Target-Speaker Conditioning with DiCoW

DiCoW's encoder, adapted for target-speaker ASR, uses diarization masks encoding speaker activity across four classes: silence ( $\mathcal{S}$ ), target speaker active ( $\mathcal{T}$ ), non-target speaker active ( $\mathcal{N}$ ), and overlap ( $\mathcal{O}$ ). Applying frame-level diarization-dependent transformations to adjust internal representations based on speaker context, DiCoW encapsulates speaker-specific acoustic features within dedicated representations, thereby facilitating joint decoding and improving overlap robustness.

Multi-Talker ASR with Speaker-Attributed Whisper

By incorporating Serialized Output Training (SOT), Whisper is adapted for speaker-attributed ASR, enabling it to process multichannel speaker-timestamp tokens indicative of speaker identity and timing. This facilitates segment ordering and timestamp progression within each speaker's turn, allowing for effective modeling of overlapping speech conditions. The architecture's holistic design permits the decoder to condition on the global conversational context, thereby enhancing transcription accuracy in complex speech scenarios.

Figure 2: Example of cross-attentions from last decoder layer: x-axis depicts time in seconds, y-axis shows tokens.

Experimental Setup

Datasets

Experiments utilize English-based multi-talker datasets, including NOTSOFAR, AMI, and LibriMix, with oracle diarization derived from available annotations.

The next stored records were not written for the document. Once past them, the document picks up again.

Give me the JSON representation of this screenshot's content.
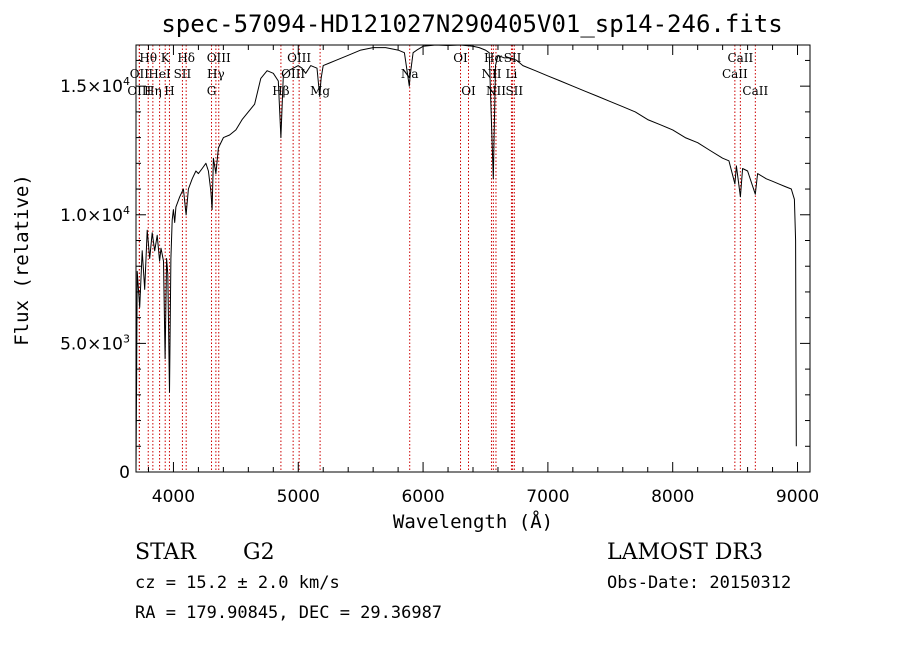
{
  "chart_data": {
    "type": "line",
    "title": "spec-57094-HD121027N290405V01_sp14-246.fits",
    "xlabel": "Wavelength (Å)",
    "ylabel": "Flux (relative)",
    "xlim": [
      3700,
      9100
    ],
    "ylim": [
      0,
      16600
    ],
    "x_ticks": [
      4000,
      5000,
      6000,
      7000,
      8000,
      9000
    ],
    "x_tick_labels": [
      "4000",
      "5000",
      "6000",
      "7000",
      "8000",
      "9000"
    ],
    "y_ticks": [
      0,
      5000,
      10000,
      15000
    ],
    "y_tick_labels": [
      {
        "base": "0",
        "exp": ""
      },
      {
        "base": "5.0×10",
        "exp": "3"
      },
      {
        "base": "1.0×10",
        "exp": "4"
      },
      {
        "base": "1.5×10",
        "exp": "4"
      }
    ],
    "series": [
      {
        "name": "spectrum",
        "color": "#000000",
        "points": [
          [
            3700,
            0
          ],
          [
            3705,
            3500
          ],
          [
            3710,
            7800
          ],
          [
            3730,
            6400
          ],
          [
            3750,
            8600
          ],
          [
            3770,
            7100
          ],
          [
            3790,
            9400
          ],
          [
            3810,
            8300
          ],
          [
            3830,
            9300
          ],
          [
            3850,
            8600
          ],
          [
            3870,
            9200
          ],
          [
            3889,
            8200
          ],
          [
            3900,
            8700
          ],
          [
            3920,
            8200
          ],
          [
            3933,
            4400
          ],
          [
            3945,
            8300
          ],
          [
            3955,
            7700
          ],
          [
            3968,
            3100
          ],
          [
            3980,
            8300
          ],
          [
            3990,
            9800
          ],
          [
            4000,
            10200
          ],
          [
            4010,
            9700
          ],
          [
            4020,
            10300
          ],
          [
            4050,
            10700
          ],
          [
            4080,
            11000
          ],
          [
            4101,
            10000
          ],
          [
            4120,
            11000
          ],
          [
            4150,
            11400
          ],
          [
            4180,
            11700
          ],
          [
            4200,
            11600
          ],
          [
            4230,
            11800
          ],
          [
            4260,
            12000
          ],
          [
            4280,
            11700
          ],
          [
            4300,
            10900
          ],
          [
            4310,
            10200
          ],
          [
            4320,
            12200
          ],
          [
            4340,
            11600
          ],
          [
            4360,
            12600
          ],
          [
            4400,
            13000
          ],
          [
            4450,
            13100
          ],
          [
            4500,
            13300
          ],
          [
            4550,
            13700
          ],
          [
            4600,
            14000
          ],
          [
            4650,
            14300
          ],
          [
            4700,
            15300
          ],
          [
            4750,
            15600
          ],
          [
            4800,
            15500
          ],
          [
            4840,
            15200
          ],
          [
            4861,
            13000
          ],
          [
            4880,
            15400
          ],
          [
            4920,
            15600
          ],
          [
            4960,
            15700
          ],
          [
            5000,
            15800
          ],
          [
            5030,
            15700
          ],
          [
            5060,
            15500
          ],
          [
            5100,
            15800
          ],
          [
            5150,
            15700
          ],
          [
            5172,
            14600
          ],
          [
            5183,
            15300
          ],
          [
            5200,
            15800
          ],
          [
            5250,
            15900
          ],
          [
            5300,
            16000
          ],
          [
            5400,
            16200
          ],
          [
            5500,
            16400
          ],
          [
            5600,
            16500
          ],
          [
            5700,
            16500
          ],
          [
            5800,
            16400
          ],
          [
            5850,
            16300
          ],
          [
            5890,
            15000
          ],
          [
            5896,
            15400
          ],
          [
            5920,
            16300
          ],
          [
            5950,
            16400
          ],
          [
            6000,
            16550
          ],
          [
            6100,
            16600
          ],
          [
            6200,
            16580
          ],
          [
            6300,
            16600
          ],
          [
            6400,
            16550
          ],
          [
            6450,
            16500
          ],
          [
            6500,
            16400
          ],
          [
            6530,
            16300
          ],
          [
            6563,
            11400
          ],
          [
            6580,
            15800
          ],
          [
            6600,
            16200
          ],
          [
            6650,
            16100
          ],
          [
            6700,
            16100
          ],
          [
            6750,
            16000
          ],
          [
            6800,
            15800
          ],
          [
            6900,
            15600
          ],
          [
            7000,
            15400
          ],
          [
            7100,
            15200
          ],
          [
            7200,
            15000
          ],
          [
            7300,
            14800
          ],
          [
            7400,
            14600
          ],
          [
            7500,
            14400
          ],
          [
            7600,
            14200
          ],
          [
            7700,
            14000
          ],
          [
            7800,
            13700
          ],
          [
            7900,
            13500
          ],
          [
            8000,
            13300
          ],
          [
            8100,
            13000
          ],
          [
            8200,
            12800
          ],
          [
            8300,
            12500
          ],
          [
            8400,
            12200
          ],
          [
            8450,
            12100
          ],
          [
            8498,
            11200
          ],
          [
            8510,
            11900
          ],
          [
            8542,
            10700
          ],
          [
            8560,
            11800
          ],
          [
            8600,
            11700
          ],
          [
            8662,
            10800
          ],
          [
            8680,
            11600
          ],
          [
            8750,
            11400
          ],
          [
            8800,
            11300
          ],
          [
            8850,
            11200
          ],
          [
            8900,
            11100
          ],
          [
            8950,
            11000
          ],
          [
            8975,
            10600
          ],
          [
            8985,
            9000
          ],
          [
            8990,
            1000
          ]
        ]
      }
    ],
    "spectral_lines": [
      {
        "label": "Hθ",
        "wavelength": 3798,
        "row": 1
      },
      {
        "label": "OII",
        "wavelength": 3727,
        "row": 2
      },
      {
        "label": "OIII",
        "wavelength": 3727,
        "row": 3
      },
      {
        "label": "K",
        "wavelength": 3934,
        "row": 1
      },
      {
        "label": "HeI",
        "wavelength": 3889,
        "row": 2
      },
      {
        "label": "Hη",
        "wavelength": 3835,
        "row": 3
      },
      {
        "label": "Hδ",
        "wavelength": 4102,
        "row": 1
      },
      {
        "label": "SII",
        "wavelength": 4072,
        "row": 2
      },
      {
        "label": "H",
        "wavelength": 3968,
        "row": 3
      },
      {
        "label": "OIII",
        "wavelength": 4363,
        "row": 1
      },
      {
        "label": "Hγ",
        "wavelength": 4340,
        "row": 2
      },
      {
        "label": "G",
        "wavelength": 4305,
        "row": 3
      },
      {
        "label": "OIII",
        "wavelength": 5007,
        "row": 1
      },
      {
        "label": "OIII",
        "wavelength": 4959,
        "row": 2
      },
      {
        "label": "Hβ",
        "wavelength": 4861,
        "row": 3
      },
      {
        "label": "Mg",
        "wavelength": 5175,
        "row": 3
      },
      {
        "label": "Na",
        "wavelength": 5893,
        "row": 2
      },
      {
        "label": "OI",
        "wavelength": 6300,
        "row": 1
      },
      {
        "label": "OI",
        "wavelength": 6364,
        "row": 3
      },
      {
        "label": "Hα",
        "wavelength": 6563,
        "row": 1
      },
      {
        "label": "NII",
        "wavelength": 6548,
        "row": 2
      },
      {
        "label": "NII",
        "wavelength": 6584,
        "row": 3
      },
      {
        "label": "SII",
        "wavelength": 6717,
        "row": 1
      },
      {
        "label": "Li",
        "wavelength": 6708,
        "row": 2
      },
      {
        "label": "SII",
        "wavelength": 6731,
        "row": 3
      },
      {
        "label": "CaII",
        "wavelength": 8542,
        "row": 1
      },
      {
        "label": "CaII",
        "wavelength": 8498,
        "row": 2
      },
      {
        "label": "CaII",
        "wavelength": 8662,
        "row": 3
      }
    ]
  },
  "info": {
    "object_class": "STAR",
    "subclass": "G2",
    "survey": "LAMOST DR3",
    "redshift": "cz = 15.2 ± 2.0 km/s",
    "obs_date": "Obs-Date: 20150312",
    "coords": "RA = 179.90845, DEC =  29.36987"
  },
  "colors": {
    "line_marker": "#cc0000",
    "spectrum": "#000000",
    "background": "#ffffff"
  }
}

These datasets provide a diverse array of synthetic and real-world conversational settings essential for comprehensive model evaluation. The data preparation adheres strictly to segment duration constraints inherent to Whisper’s input processing.

Evaluation Metrics

The model's performance is assessed using concatenated minimum-Permutation Word Error Rate (cpWER), a metric reflecting both recognition and diarization errors crucial for evaluating speaker-attributed ASR. This standardized evaluation across synthetic and real-world datasets offers a robust benchmark against competing methodologies.

Results

Impact of Encoder Embedding Aggregation

The investigation into encoder embedding aggregation strategies reveals concatenation as superior, yielding significant cpWER reductions, especially in multi-speaker settings. This method preserves the acoustic and temporal distinctions necessary for accurate speaker attribution, outperforming averaging-based approaches.

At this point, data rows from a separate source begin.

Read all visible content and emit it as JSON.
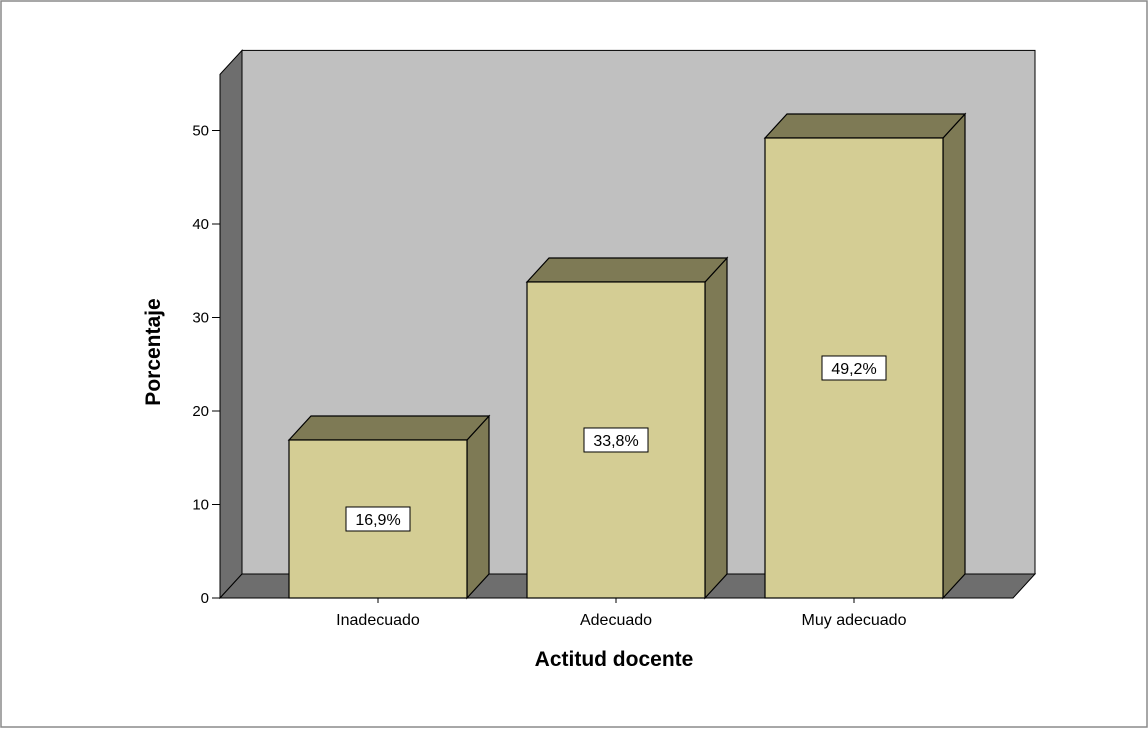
{
  "chart_data": {
    "type": "bar",
    "categories": [
      "Inadecuado",
      "Adecuado",
      "Muy adecuado"
    ],
    "values": [
      16.9,
      33.8,
      49.2
    ],
    "data_labels": [
      "16,9%",
      "33,8%",
      "49,2%"
    ],
    "xlabel": "Actitud docente",
    "ylabel": "Porcentaje",
    "ylim": [
      0,
      50
    ],
    "yticks": [
      0,
      10,
      20,
      30,
      40,
      50
    ],
    "grid": false,
    "style": "3d",
    "colors": {
      "bar_front": "#d4cd94",
      "bar_side": "#7e7a55",
      "bar_top": "#7e7a55",
      "back_wall": "#c0c0c0",
      "side_wall": "#6e6e6e",
      "floor": "#6e6e6e",
      "frame": "#606060",
      "label_box": "#ffffff"
    }
  }
}
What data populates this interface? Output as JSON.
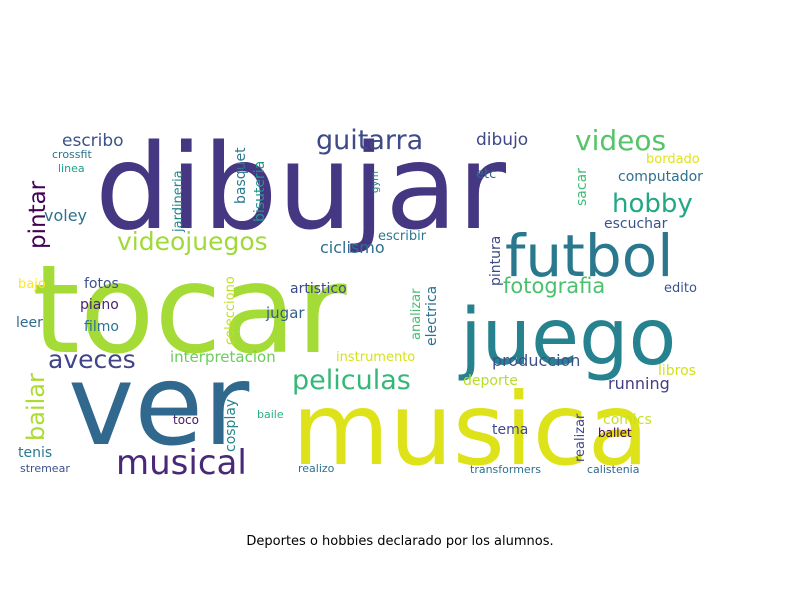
{
  "caption": "Deportes o hobbies declarado por los alumnos.",
  "words": [
    {
      "id": "dibujar",
      "text": "dibujar",
      "color": "#453781"
    },
    {
      "id": "tocar",
      "text": "tocar",
      "color": "#a5db36"
    },
    {
      "id": "ver",
      "text": "ver",
      "color": "#31688e"
    },
    {
      "id": "musica",
      "text": "musica",
      "color": "#dde318"
    },
    {
      "id": "juego",
      "text": "juego",
      "color": "#26828e"
    },
    {
      "id": "futbol",
      "text": "futbol",
      "color": "#2a788e"
    },
    {
      "id": "musical",
      "text": "musical",
      "color": "#482878"
    },
    {
      "id": "peliculas",
      "text": "peliculas",
      "color": "#35b779"
    },
    {
      "id": "videojuegos",
      "text": "videojuegos",
      "color": "#a0da39"
    },
    {
      "id": "videos",
      "text": "videos",
      "color": "#54c568"
    },
    {
      "id": "guitarra",
      "text": "guitarra",
      "color": "#3e4a89"
    },
    {
      "id": "hobby",
      "text": "hobby",
      "color": "#22a884"
    },
    {
      "id": "aveces",
      "text": "aveces",
      "color": "#414487"
    },
    {
      "id": "bailar",
      "text": "bailar",
      "color": "#addc30"
    },
    {
      "id": "pintar",
      "text": "pintar",
      "color": "#440154"
    },
    {
      "id": "fotografia",
      "text": "fotografia",
      "color": "#4ac16d"
    },
    {
      "id": "escribo",
      "text": "escribo",
      "color": "#3b528b"
    },
    {
      "id": "dibujo",
      "text": "dibujo",
      "color": "#3f4788"
    },
    {
      "id": "voley",
      "text": "voley",
      "color": "#2c728e"
    },
    {
      "id": "ciclismo",
      "text": "ciclismo",
      "color": "#2d708e"
    },
    {
      "id": "interpretacion",
      "text": "interpretacion",
      "color": "#6ccd5a"
    },
    {
      "id": "produccion",
      "text": "produccion",
      "color": "#3b528b"
    },
    {
      "id": "running",
      "text": "running",
      "color": "#433e85"
    },
    {
      "id": "crossfit",
      "text": "crossfit",
      "color": "#2c728e"
    },
    {
      "id": "linea",
      "text": "linea",
      "color": "#1f9e89"
    },
    {
      "id": "jardineria",
      "text": "jardineria",
      "color": "#25848e"
    },
    {
      "id": "basquet",
      "text": "basquet",
      "color": "#2a788e"
    },
    {
      "id": "bisuteria",
      "text": "bisuteria",
      "color": "#1f9a8a"
    },
    {
      "id": "gym",
      "text": "gym",
      "color": "#287c8e"
    },
    {
      "id": "etc",
      "text": "etc",
      "color": "#31688e"
    },
    {
      "id": "bordado",
      "text": "bordado",
      "color": "#dfe318"
    },
    {
      "id": "computador",
      "text": "computador",
      "color": "#2d708e"
    },
    {
      "id": "sacar",
      "text": "sacar",
      "color": "#3bbb75"
    },
    {
      "id": "escuchar",
      "text": "escuchar",
      "color": "#3b528b"
    },
    {
      "id": "escribir",
      "text": "escribir",
      "color": "#2a788e"
    },
    {
      "id": "pintura",
      "text": "pintura",
      "color": "#3e4a89"
    },
    {
      "id": "bajo",
      "text": "bajo",
      "color": "#fde725"
    },
    {
      "id": "fotos",
      "text": "fotos",
      "color": "#3b528b"
    },
    {
      "id": "piano",
      "text": "piano",
      "color": "#482475"
    },
    {
      "id": "leer",
      "text": "leer",
      "color": "#31688e"
    },
    {
      "id": "filmo",
      "text": "filmo",
      "color": "#2c728e"
    },
    {
      "id": "colecciono",
      "text": "colecciono",
      "color": "#c0df25"
    },
    {
      "id": "artistico",
      "text": "artistico",
      "color": "#3e4a89"
    },
    {
      "id": "jugar",
      "text": "jugar",
      "color": "#355f8d"
    },
    {
      "id": "analizar",
      "text": "analizar",
      "color": "#44bf70"
    },
    {
      "id": "electrica",
      "text": "electrica",
      "color": "#2c728e"
    },
    {
      "id": "edito",
      "text": "edito",
      "color": "#3b528b"
    },
    {
      "id": "instrumento",
      "text": "instrumento",
      "color": "#d5e21a"
    },
    {
      "id": "libros",
      "text": "libros",
      "color": "#d2e21b"
    },
    {
      "id": "deporte",
      "text": "deporte",
      "color": "#b5de2b"
    },
    {
      "id": "cosplay",
      "text": "cosplay",
      "color": "#25858e"
    },
    {
      "id": "toco",
      "text": "toco",
      "color": "#48186a"
    },
    {
      "id": "baile",
      "text": "baile",
      "color": "#2ab07f"
    },
    {
      "id": "tenis",
      "text": "tenis",
      "color": "#2a788e"
    },
    {
      "id": "stremear",
      "text": "stremear",
      "color": "#3b528b"
    },
    {
      "id": "realizo",
      "text": "realizo",
      "color": "#2c728e"
    },
    {
      "id": "tema",
      "text": "tema",
      "color": "#3e4a89"
    },
    {
      "id": "realizar",
      "text": "realizar",
      "color": "#404688"
    },
    {
      "id": "comics",
      "text": "comics",
      "color": "#c8e020"
    },
    {
      "id": "ballet",
      "text": "ballet",
      "color": "#440154"
    },
    {
      "id": "transformers",
      "text": "transformers",
      "color": "#2d708e"
    },
    {
      "id": "calistenia",
      "text": "calistenia",
      "color": "#31688e"
    }
  ]
}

Improvements and Comparison with Existing Systems

Speaker attribution accuracy is bolstered through increased loss emphasis on speaker timestamp tokens, resulting in favorable comparisons with established ASR systems across varied datasets. The analysis of cross-attention weights substantiates the model's dynamic engagement with speaker information during decoding, underscoring robustness in highly overlapped conditions.

Conclusion

The integration of target-speaker modeling and serialized output training within the DiCoW framework marks a significant stride in multi-talker ASR, enabling sophisticated speaker-attributed transcriptions in challenging conversational contexts. The proposed SA-DiCoW model, despite its advantages in synthetic and controlled settings, illustrates the necessity of continued research into speaker assignment optimization for diverse, real-world applications. Future endeavors may explore more adaptive and semi-supervised learning paradigms to mitigate reliance on oracle diarization, striving towards more generalized and flexible ASR solutions.